Riou H., Ladeveze P.

Today, the calculation of medium-frequency vibrations is a key element in the design of aerospace structures and constitutes a true industrial challenge. All major numerical modeling techniques are based on finite element or boundary element approaches. But in order to account for small-wavelength phenomena in complex structures (such as car chassis, satellites or ships), these techniques require huge numbers of degrees of freedom. Furthermore, the solutions obtained are highly sensitive to material properties and boundary conditions. Different approaches, such as enhanced finite elements or specific reduced bases, have been investigated in order to solve such problems, but most of these techniques require specific geometries or large numbers of degrees of freedom in order to yield predictive results. High-frequency approaches, such as Statistical Energy Analysis or any of its improved variations, do not appear to be suitable for medium-frequency vibrations: the resulting vibrational behavior is too smooth and, in general, the coupling loss factor cannot be calculated in a predictive way. The Variational Theory of Complex Rays (VTCR) is a predictive computational tool for dealing with medium-frequency vibro-acoustic problems.

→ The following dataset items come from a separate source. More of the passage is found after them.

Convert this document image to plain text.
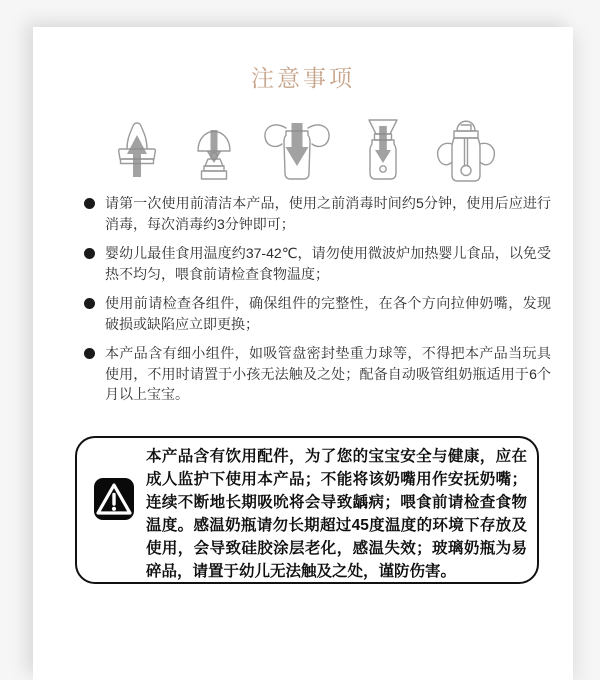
注意事项
请第一次使用前清洁本产品，使用之前消毒时间约5分钟，使用后应进行消毒，每次消毒约3分钟即可；
婴幼儿最佳食用温度约37-42℃，请勿使用微波炉加热婴儿食品，以免受热不均匀，喂食前请检查食物温度；
使用前请检查各组件，确保组件的完整性，在各个方向拉伸奶嘴，发现破损或缺陷应立即更换；
本产品含有细小组件，如吸管盘密封垫重力球等，不得把本产品当玩具使用，不用时请置于小孩无法触及之处；配备自动吸管组奶瓶适用于6个月以上宝宝。

本产品含有饮用配件，为了您的宝宝安全与健康，应在成人监护下使用本产品；不能将该奶嘴用作安抚奶嘴；连续不断地长期吸吮将会导致龋病；喂食前请检查食物温度。感温奶瓶请勿长期超过45度温度的环境下存放及使用，会导致硅胶涂层老化，感温失效；玻璃奶瓶为易碎品，请置于幼儿无法触及之处，谨防伤害。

It uses propagative and evanescent waves (which are solutions of the homogeneous partial differential equation to be solved) as shape functions. These waves are two-scale functions (amplitude and phase) and the VTCR is based on a specific treatment of these two scales, as only the slowly varying scale (amplitude) is discretized. The boundary and interface conditions between substructures are weakly enforced using a variational formulation. The performance of the VTCR for vibro-acoustic 2D and 3D problems will be assessed.